The Red Queen - Philippa Gregory I finished this book last night, which is good because it is due back at the library today. I FLEW through this book. While I acknowledge that Philippa Gregory isn't the greatest for historical accuracy, she sure can give historical figures a character, and she sure can tell a story. She herself says in the acknowledgements, "some parts of this book are history, some are speculation, and some are fiction" which I feel is the essence of good historical fiction. After reading this book, I am really excited to read The White Queen, to get Elizabeth Woodville's view and to find some books to get the perspectives of Richard III (Sharon Kay Penman's The Sunne in Splendour), Henry VII, and others.

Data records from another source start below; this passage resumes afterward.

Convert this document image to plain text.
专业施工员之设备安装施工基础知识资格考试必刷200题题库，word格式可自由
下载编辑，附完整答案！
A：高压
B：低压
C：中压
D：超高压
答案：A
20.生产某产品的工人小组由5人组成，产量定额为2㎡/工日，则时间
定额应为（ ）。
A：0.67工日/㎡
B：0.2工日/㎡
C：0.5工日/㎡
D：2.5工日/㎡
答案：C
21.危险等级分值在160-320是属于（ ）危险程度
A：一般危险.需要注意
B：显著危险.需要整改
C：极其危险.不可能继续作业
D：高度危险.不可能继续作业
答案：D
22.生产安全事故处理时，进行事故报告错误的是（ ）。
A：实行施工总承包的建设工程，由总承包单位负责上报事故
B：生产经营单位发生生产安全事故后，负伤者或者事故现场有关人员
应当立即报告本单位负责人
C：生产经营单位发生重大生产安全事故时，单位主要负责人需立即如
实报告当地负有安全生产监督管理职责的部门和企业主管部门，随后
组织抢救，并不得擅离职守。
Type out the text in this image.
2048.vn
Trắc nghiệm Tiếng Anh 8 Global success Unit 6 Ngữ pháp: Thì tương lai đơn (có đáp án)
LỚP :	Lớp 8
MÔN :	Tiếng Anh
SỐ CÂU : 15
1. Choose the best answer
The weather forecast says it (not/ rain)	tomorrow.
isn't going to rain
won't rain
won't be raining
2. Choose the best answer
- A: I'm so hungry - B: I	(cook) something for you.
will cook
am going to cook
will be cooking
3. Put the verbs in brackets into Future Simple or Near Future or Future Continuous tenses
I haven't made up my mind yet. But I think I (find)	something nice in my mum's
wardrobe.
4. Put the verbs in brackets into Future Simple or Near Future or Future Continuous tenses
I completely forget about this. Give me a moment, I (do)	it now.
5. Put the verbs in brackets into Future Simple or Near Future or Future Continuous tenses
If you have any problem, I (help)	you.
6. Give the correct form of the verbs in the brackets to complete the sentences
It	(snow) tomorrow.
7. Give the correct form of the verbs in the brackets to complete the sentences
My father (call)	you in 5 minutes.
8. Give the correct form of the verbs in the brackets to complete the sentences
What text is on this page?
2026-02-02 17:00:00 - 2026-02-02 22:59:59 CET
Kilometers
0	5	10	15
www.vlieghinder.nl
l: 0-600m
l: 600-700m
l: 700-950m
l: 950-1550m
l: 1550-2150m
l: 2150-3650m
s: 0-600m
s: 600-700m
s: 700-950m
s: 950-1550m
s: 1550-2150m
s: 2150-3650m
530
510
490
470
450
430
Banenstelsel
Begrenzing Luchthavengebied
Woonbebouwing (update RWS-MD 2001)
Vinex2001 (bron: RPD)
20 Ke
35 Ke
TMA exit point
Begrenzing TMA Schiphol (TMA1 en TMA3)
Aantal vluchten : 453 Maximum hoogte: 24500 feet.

I loved the character of Margaret Beaufort. Again, Gregory sums her up the best in her acknowledgements. "She is remembered by feminist historians as a 'learned lady', one of the very few who had to struggle for the privilege of study; by Tudor historians as the matriarch who founded their house; and by less reverent memorialists as 't' old bitch' who became the mother-in-law from hell. " What a wonderful and complex lady to read about. The other players in this drama are just as interesting.

In addition, I would like to give Gregory kudos for coming up with the idea to tell the same story from more than one side, but give each side it's own book. I'm not sure whether other authors have done this (probably), but I really liked it.